Joel Soriano finished with 14 points, 11 rebounds and three blocked shots despite going to the bench with four fouls and playing with them for the final 7:15. Jenkins had 13 points and four assists but shot 4-for-13. RJ Luis, out with shin splints since Nov. 25, played 18 minutes and had six points, three rebounds and two steals, though Pitino said “he’s nowhere near ready to play but we got him time, which is very important.”
St. John’s missed seven free throws and, with the game being called tighter than Pitino liked, put UConn on the free- throw line 22 times in the second half (the Huskies made 15). All those free throws helped the Huskies come back from a 32-26 halftime deficit and go up by five points twice before the hectic final minutes.
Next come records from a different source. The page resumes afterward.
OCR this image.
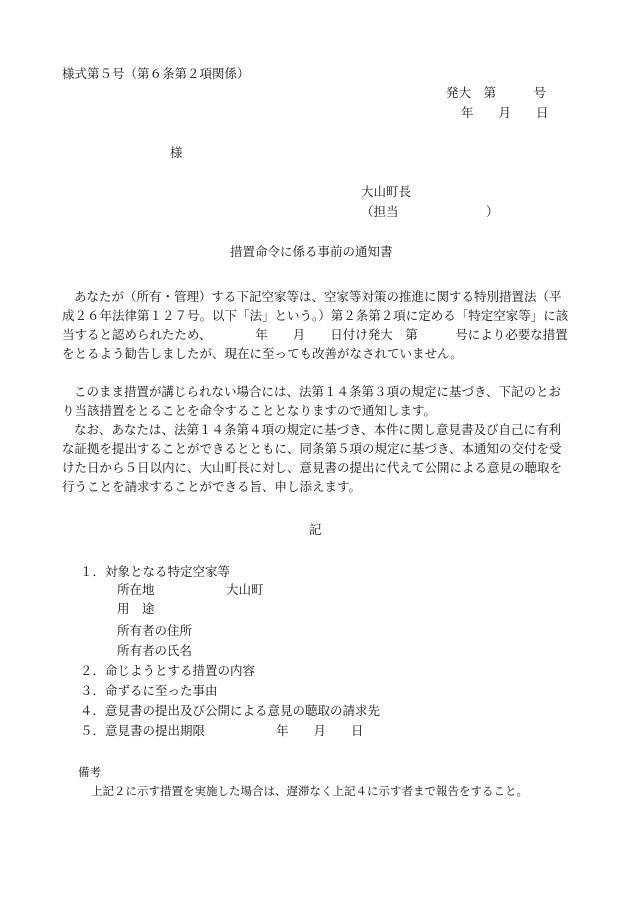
様式第５号（第６条第２項関係）
発大　第　　　号
年　　月　　日
様
大山町長
（担当　　　　　　　）
措置命令に係る事前の通知書
あなたが（所有・管理）する下記空家等は、空家等対策の推進に関する特別措置法（平成２６年法律第１２７号。以下「法」という。）第２条第２項に定める「特定空家等」に該当すると認められたため、　　　　年　　月　　日付け発大　第　　　号により必要な措置をとるよう勧告しましたが、現在に至っても改善がなされていません。
このまま措置が講じられない場合には、法第１４条第３項の規定に基づき、下記のとおり当該措置をとることを命令することとなりますので通知します。
なお、あなたは、法第１４条第４項の規定に基づき、本件に関し意見書及び自己に有利な証拠を提出することができるとともに、同条第５項の規定に基づき、本通知の交付を受けた日から５日以内に、大山町長に対し、意見書の提出に代えて公開による意見の聴取を行うことを請求することができる旨、申し添えます。
記
１．対象となる特定空家等
所在地	大山町
用　途
所有者の住所
所有者の氏名
２．命じようとする措置の内容
３．命ずるに至った事由
４．意見書の提出及び公開による意見の聴取の請求先
５．意見書の提出期限	年　　月　　日
備考
上記２に示す措置を実施した場合は、遅滞なく上記４に示す者まで報告をすること。
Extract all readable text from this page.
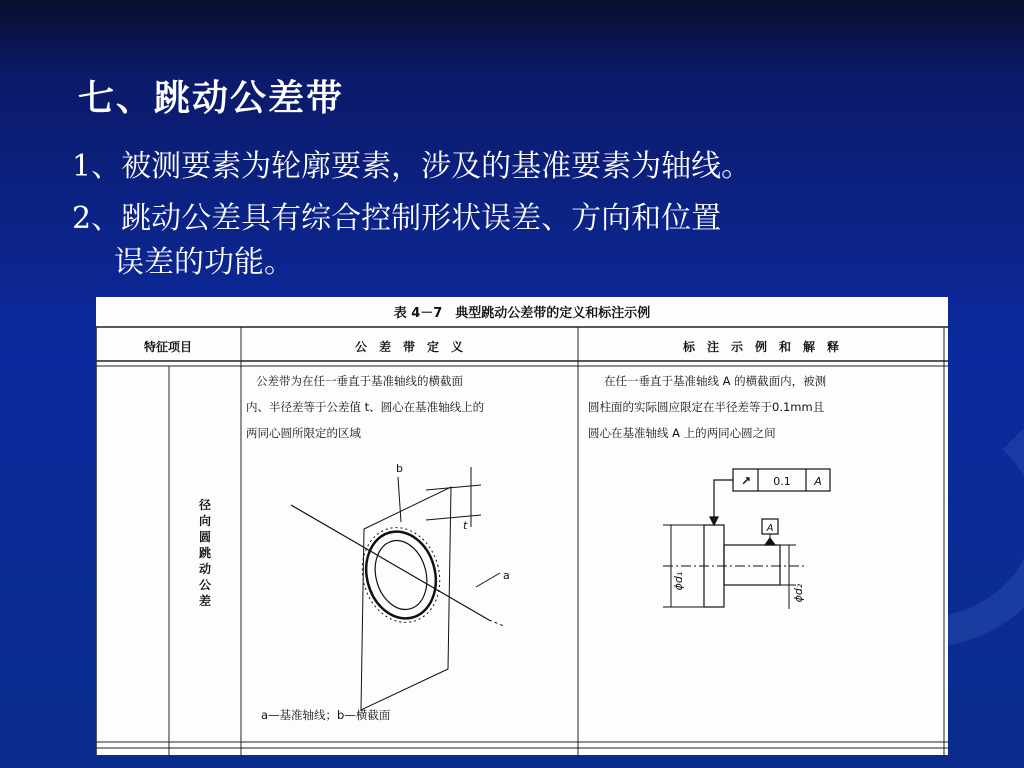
七、跳动公差带
1、被测要素为轮廓要素，涉及的基准要素为轴线。
2、跳动公差具有综合控制形状误差、方向和位置
误差的功能。
表 4－7　典型跳动公差带的定义和标注示例
特征项目	公　差　带　定　义	标　注　示　例　和　解　释
径
向
圆
跳
动
公
差
公差带为在任一垂直于基准轴线的横截面
内、半径差等于公差值 t、圆心在基准轴线上的
两同心圆所限定的区域
b
a
t
a—基准轴线；b—横截面
在任一垂直于基准轴线 A 的横截面内，被测
圆柱面的实际圆应限定在半径差等于0.1mm且
圆心在基准轴线 A 上的两同心圆之间
↗ 0.1 A
A
ϕd₁
ϕd₂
“We should have won that game. We had them,” said former UConn player Nahiem Alleyne, who got warm applause to acknowledge his play last season in the Huskies’ title run. “It’s very frustrating because of how the game was — high intensity and back-and-forth . . . I feel like we could have won that game. Everyone else in that locker room feels we could have won that game. We let it slip.”
“We’re right there — we’ve just got to finish it off,” Soriano said. “If we finished certain plays, I think we would have won this game today.”
UConn was without superlative 7-2 center Donovan Clingan — who is sidelined for three to four weeks with a foot injury suffered in Wednesday’s loss at Seton Hall — but backup Samson Johnson had 16 points. Cam Spencer and Tristen Newton each added 15 points for the Huskies (11-2, 1-1).
On consecutive possessions, Jenkins got an offensive rebound and found Jordan Dingle for a three-pointer and Ledlum kicked a ball out of the low post for a three-pointer by Taylor to give the Red Storm a 63-61 lead with 4:15 to play.
On the ensuing possession, Stephon Castle scored on a putback to tie it. Newton’s layup gave UConn a two-point lead with 2:23 left and Castle finished a fast break for a 67-63 lead with 1:59 remaining.
Soriano’s one-hander in the lane got the margin back to two points and St. John’s kept it there with a defensive stand in a two-shot possession by UConn before Ledlum got fouled with 17.7 seconds left. He missed both. After Newton made one of two free throws, Jenkins missed his three-pointer.
Pitino seemed especially irked by the Castle putback and the offensive rebound that extended the Huskies’ possession before Ledlum’s free-throw attempts when he said, “Not getting on the glass and blocking out, that’s something you can control — you can’t control missed free throws.”
Among the things Pitino liked were holding UConn to 43% shooting, including 5-for-18 on three-pointers, and committing only six turnovers.
“We are coming and it should be a nice Christmas for these guys — they played their hearts out and they lost on the road,” Pitino said. “I think we’re going to be a good basketball team. We’ve just got to be very careful we don’t take too many losses because now we have four.”